There is no evidence of permanent occupation of the dwellings or the site as a whole. .. "A completely artificial division has been made in the past between domestic and religious, recreation and ritual ... We're going to have to rethink all that. It's not one thing or the other, it's everything mixed in together."
When I first wrote down my conclusions on the passage mounds – I sent a copy to Professor Eogan, an archaeologist, and another to Professor Wayman, an astronomer. The distinguished archaeologist wrote back saying " I can't comment on your theories because I am not an astronomer". The distinguished astronomer wrote back saying that the numbers looked right but he couldn't comment on them because he was not an archaeologist!
(The) grand temple of Karnak, which is also aligned to the rising sun of the December solstice!
Boreades wrote:The local folklore (that the sun shone into Newgrange on the shortest day of the year) was dismissed for many years by "the experts". What do local people know?
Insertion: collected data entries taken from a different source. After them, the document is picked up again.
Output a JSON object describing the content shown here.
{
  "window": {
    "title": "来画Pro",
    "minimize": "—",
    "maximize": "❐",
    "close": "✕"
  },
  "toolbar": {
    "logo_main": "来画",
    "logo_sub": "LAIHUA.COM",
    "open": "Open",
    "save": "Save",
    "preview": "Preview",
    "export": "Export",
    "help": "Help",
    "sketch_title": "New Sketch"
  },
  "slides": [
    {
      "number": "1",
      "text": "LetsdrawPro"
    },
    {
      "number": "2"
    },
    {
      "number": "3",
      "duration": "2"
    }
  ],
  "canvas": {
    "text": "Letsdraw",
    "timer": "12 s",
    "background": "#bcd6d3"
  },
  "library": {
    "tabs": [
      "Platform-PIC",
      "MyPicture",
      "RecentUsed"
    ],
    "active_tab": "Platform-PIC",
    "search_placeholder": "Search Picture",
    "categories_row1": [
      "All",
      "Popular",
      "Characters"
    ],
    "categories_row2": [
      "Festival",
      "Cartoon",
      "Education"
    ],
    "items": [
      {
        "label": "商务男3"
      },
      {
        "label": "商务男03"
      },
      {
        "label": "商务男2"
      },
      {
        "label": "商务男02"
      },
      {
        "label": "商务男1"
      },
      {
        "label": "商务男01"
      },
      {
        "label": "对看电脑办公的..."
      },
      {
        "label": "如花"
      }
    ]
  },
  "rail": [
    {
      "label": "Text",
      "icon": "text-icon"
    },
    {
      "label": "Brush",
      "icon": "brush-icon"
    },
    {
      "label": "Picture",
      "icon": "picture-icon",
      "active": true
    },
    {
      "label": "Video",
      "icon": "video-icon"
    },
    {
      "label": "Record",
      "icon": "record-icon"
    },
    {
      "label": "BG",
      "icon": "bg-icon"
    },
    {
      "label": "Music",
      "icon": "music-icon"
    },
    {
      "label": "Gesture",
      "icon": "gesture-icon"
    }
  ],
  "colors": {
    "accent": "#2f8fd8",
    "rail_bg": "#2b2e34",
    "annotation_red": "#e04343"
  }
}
Partly because of subsidence of the roofing stones of the passage, it wasn't possible for the sun to illuminate the passage properly, until 1967 when conservation work repaired the passage. And lo! The sun now shines down the passage exactly as the ignorant locals described.
Folk memory and oral traditions are often rubbished by the "experts", and written histories based on oral traditions are often dismissed as forgeries, even by world-famous revisionist historians! ;-)
Following a visit to Ireland in 1769, one of the earliest antiquarian accounts of Newgrange, a letter of Pownall’s entitled "A Description of the Sepulchral Monument at New Grange, near Drogheda, in the County of Meath, in Ireland. By Thomas Pownall, Esq in a Letter to the Rev. Gregory Sharpe, D. D. Master of the Temple" was read to the Society of Antiquaries in 1770 and subsequently published in Archaeologia. Earlier descriptions of the monument had been published by Lhwyd and Molineux but Pownall commissioned Samuel Bovie, a local land-surveyor, to re-measure the mound, correcting Molineux’s mistaken estimate of the height as 150 feet.